Peu importe le pourcentage de ce fric que l’agent de Gholston touche, il en mérite plus. Gholston était très bon lorsque bien entouré à San Francisco, et les Bucs en avaient bien besoin. Mais comme je disais plus haut, 8 millions par an? Gholston est bon, productif et polyvalent. Il joue bien la course et la passe. Mais ce n’est pas Ronnie Lott ou même Ed Reed dans ses belles années. C’est très, très cher payé pour une position assez forte dans le repêchage. Après le monstrueux contrat consenti à Vincent Jackson l’an dernier, Greg Schiano et al. nous montrent qu’ils n’ont pas froid aux yeux lorsque vient le temps de signer des agents libres. Fort bien, mais ça a besoin de marcher et vous êtes mieux de bien repêcher parce que si vous avez besoin d’autres renforts ou de profondeur l’an prochain. En effet, ce sera nettement plus compliqué de faire ces acquisitions sur le marché des agents libres étant donné ces gros contrats, le contrat de recrue du plaqueur Gerald McCoy conclu sous le règne de l’ancienne convention collective (encore cette même chanson) et des sommes excessives englouties dans le salaire de deux joueurs de ligne offensive surévalués. Les Bucs manqueront-ils de profondeur à force de dépenser comme s’il n’y avait pas de lendemain? À suivre.
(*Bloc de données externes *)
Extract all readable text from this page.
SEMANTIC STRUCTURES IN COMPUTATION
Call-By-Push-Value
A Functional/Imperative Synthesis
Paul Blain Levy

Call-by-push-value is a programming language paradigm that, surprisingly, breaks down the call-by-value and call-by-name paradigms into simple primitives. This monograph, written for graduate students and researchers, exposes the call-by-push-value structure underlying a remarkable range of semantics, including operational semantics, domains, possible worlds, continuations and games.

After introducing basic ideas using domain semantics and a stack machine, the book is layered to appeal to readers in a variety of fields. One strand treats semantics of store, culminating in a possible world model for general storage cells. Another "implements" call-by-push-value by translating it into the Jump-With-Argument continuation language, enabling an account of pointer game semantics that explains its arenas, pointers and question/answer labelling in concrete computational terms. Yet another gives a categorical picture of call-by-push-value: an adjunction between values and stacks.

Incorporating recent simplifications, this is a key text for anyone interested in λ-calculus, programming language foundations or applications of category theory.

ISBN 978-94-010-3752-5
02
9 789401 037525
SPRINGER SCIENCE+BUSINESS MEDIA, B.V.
Et enfin, voici 5 contrats qui forment la section…

Rien à redire

  1. Elvis Dumervil, Ailier défensif/secondeur extérieur, Ravens; 5 ans, 26 millions $: Les Ravens perdent Paul Kruger aux Browns, mais le remplacent par un joueur plus expérimenté, plus rapide, meilleur, quoi! Sauf qu’ils payent 15 millions de moins que les Browns ont payé pour Kruger. Au-delà de l’erreur de son agent qui a fait en sorte que Dumervil atteigne le marché des agents libres, c’est une grave erreur des Broncos de l’avoir laissé partir. 
  2. Danny Amendola, Receveur, Patriots; 5 ans, 28 millions $: On devine l’intention ici: remplacer Wes Welker par le prochain Wes Welker. Amendola est du même gabarit que Welker, a le même style de jeu et a même évolué à la même position pour le même programme universitaire que Welker. Dans la catégorie amélioration, on mentionnera qu’Amendola est plus rapide que Welker. Le plus gros point d’interrogation est la durabilité du nouveau Patriot. On dit qu’un tiens vaut mieux que deux tu l’auras. Peut-être, mais sur papier, à ce stade de la carrière de Welker et d’Amendola, les Patriots seront, en 2013, une meilleure équipe avec Amendola qu’avec Welker. D’ailleurs, en parlant de Welker…
  3. Wes Welker, Receveur, Broncos; 2 ans, 12 millions $: Je ne disais pas que Welker est bon pour la retraite. Il est possible que Welker soit meilleur avec les Broncos l’an prochain qu’il ne l’a été avec les Pats l’an dernier. D’abord, il passe d’un quart bestial à l’autre (de Brady à Manning). Ensuite, les Broncos ont un receveur qui menace les zones profondes (Demaryius Thomas), ce que les Pats n’avaient pas et qui pourrait donner plus de place à Welker. Welker aurait difficilement pu mieux tomber et le contrat est parfaitement raisonnable.
  4. Tony Gonzalez, ailier rapproché, Falcons; 2 ans, 14 millions: Tony Gonzalez ne prend pas sa retraite? Bon deal. Suivant!
  5. Sebastian Vollmer, bloquer offensif, Patriots; 4 ans, 16,75 millions $: L’un des bloqueurs les plus sousévalués de la ligue, Vollmer ne semblait pas en voie de rester avec les Pats, mais ces derniers sont parvenus à lui faire signer une entente très raisonnable qui le garde à Boston à moyen terme. On est à un cheveu de l’aubaine ici.

Je vous retrouve prochainement pour ma partie de plaisir, c’est-à-dire la chronique où je ris des équipes qui ont conclu les ententes les plus farfelues. J’ai déjà hâte.